North

Late freeze up, ice unpredictability affecting Nunavut hunters

'Even when the ice starts to form in the fall, you cannot easily predict what it will be like in the spring when people go out and travel over the ice,' said Christian Haas, Canada Research Chair in Arctic Sea Ice Geophysics at York University

Thickness of the ice changes year to year and scientists cannot predict fall freeze up or spring break up

Snowmobile tracks in Iqaluit's Frobisher Bay. Changes in climate are making travelling on Arctic sea ice less predictable. (Sima Sahar Zerehi/CBC)

Hunters in Nunavut are feeling the practical implications of changing weather conditions noted by scientists in the annual Arctic Report Card​ released by the National Oceanic and Atmospheric Administration. 
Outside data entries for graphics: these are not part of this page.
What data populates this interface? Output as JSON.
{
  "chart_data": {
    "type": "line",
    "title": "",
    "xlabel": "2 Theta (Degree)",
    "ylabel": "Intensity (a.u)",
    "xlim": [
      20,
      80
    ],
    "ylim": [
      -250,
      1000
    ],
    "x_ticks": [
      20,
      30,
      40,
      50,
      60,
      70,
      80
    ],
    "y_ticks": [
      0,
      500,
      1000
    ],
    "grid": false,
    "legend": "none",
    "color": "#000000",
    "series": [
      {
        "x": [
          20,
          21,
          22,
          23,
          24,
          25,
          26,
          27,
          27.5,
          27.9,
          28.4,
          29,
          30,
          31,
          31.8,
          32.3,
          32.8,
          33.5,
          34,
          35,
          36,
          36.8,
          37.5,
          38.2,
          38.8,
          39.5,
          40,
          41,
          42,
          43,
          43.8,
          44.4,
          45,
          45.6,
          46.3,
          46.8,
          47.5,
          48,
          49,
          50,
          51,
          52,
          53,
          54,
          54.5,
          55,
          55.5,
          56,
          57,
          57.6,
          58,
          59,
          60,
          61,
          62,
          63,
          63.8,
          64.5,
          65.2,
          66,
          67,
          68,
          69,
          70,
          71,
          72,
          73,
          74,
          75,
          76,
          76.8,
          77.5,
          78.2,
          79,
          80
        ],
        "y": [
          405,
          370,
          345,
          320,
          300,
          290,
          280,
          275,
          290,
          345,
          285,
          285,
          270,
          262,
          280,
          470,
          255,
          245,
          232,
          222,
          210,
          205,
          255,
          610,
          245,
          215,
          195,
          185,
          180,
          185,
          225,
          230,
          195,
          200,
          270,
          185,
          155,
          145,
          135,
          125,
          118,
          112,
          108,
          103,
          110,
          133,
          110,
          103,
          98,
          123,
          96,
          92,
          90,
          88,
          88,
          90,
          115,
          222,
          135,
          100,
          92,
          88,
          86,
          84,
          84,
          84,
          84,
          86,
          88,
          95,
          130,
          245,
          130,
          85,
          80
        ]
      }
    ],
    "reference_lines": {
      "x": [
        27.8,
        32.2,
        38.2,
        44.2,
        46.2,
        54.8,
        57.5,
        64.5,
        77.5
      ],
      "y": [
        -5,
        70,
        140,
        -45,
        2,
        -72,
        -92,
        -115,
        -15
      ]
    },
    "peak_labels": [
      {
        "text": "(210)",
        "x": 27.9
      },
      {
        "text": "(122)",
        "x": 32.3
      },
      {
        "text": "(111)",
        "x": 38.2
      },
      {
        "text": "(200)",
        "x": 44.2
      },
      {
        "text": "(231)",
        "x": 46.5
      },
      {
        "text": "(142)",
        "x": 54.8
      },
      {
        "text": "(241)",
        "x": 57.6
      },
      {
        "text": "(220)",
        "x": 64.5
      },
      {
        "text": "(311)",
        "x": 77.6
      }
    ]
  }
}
The report talked about high temperatures and low sea ice over the past year. In Iqaluit, hunter Jimmy Akavak said the freeze up was late to start this winter.

"It's been about a month to a month-and-a-half late around Frobisher Bay here and it's different each year," he said.

For Akavak the changes he's seen over the past decade has him urging caution.

"It makes hunters more wary and we have to be more careful. Where there used to be safe ice sometimes there's thinner ice in some years and that changes again every year."

About three weeks ago soft snow conditions turned around fisherman that were traveling inland to access lakes, said Akavak. They kept getting stuck and had to come back without the fish.

"It does affect hunters inland or out on the ocean, the weather."

This year's delayed freeze up isn't even the worst in Akavak's memory.

"One year about six or seven years ago, maybe less, people were boating to January," Akavak said.

"Some communities they celebrated New Years in a boat setting off flares."

Unpredictability an issue, says scientist 

It's the unpredictability of sea ice formation that keeps professor Christian Haas busy. The Canada Research Chair in Arctic Sea Ice Geophysics from York University is in the process of adding equipment to an ice breaker that measures sea ice.

"By knowing the thickness of the ice we can provide that information to communities so they can more safely travel over the ice and are more aware of the changes that happen in the environment," he said over the phone from the deck of the ship, docked in Quebec City.

"We do see overall that the ice is getting thinner and forms later in the season and breaks up earlier in the season... But first and foremost we are seeing a lot of variability from one year to the other.

"Even when the ice starts to form in the fall you cannot easily predict what it will be like in the spring when people go out and travel over the ice."

Haas and other researchers want to document the changes in ice so they can better understand what causes the fluctuations and eventually predict them.

"It does worry me," said Akavak, citing documentaries and reports on global warming that he's seen.

"Some days it's so cold we think, 'hey, maybe there is no global warming.' But it has changed over time. There is something happening out there."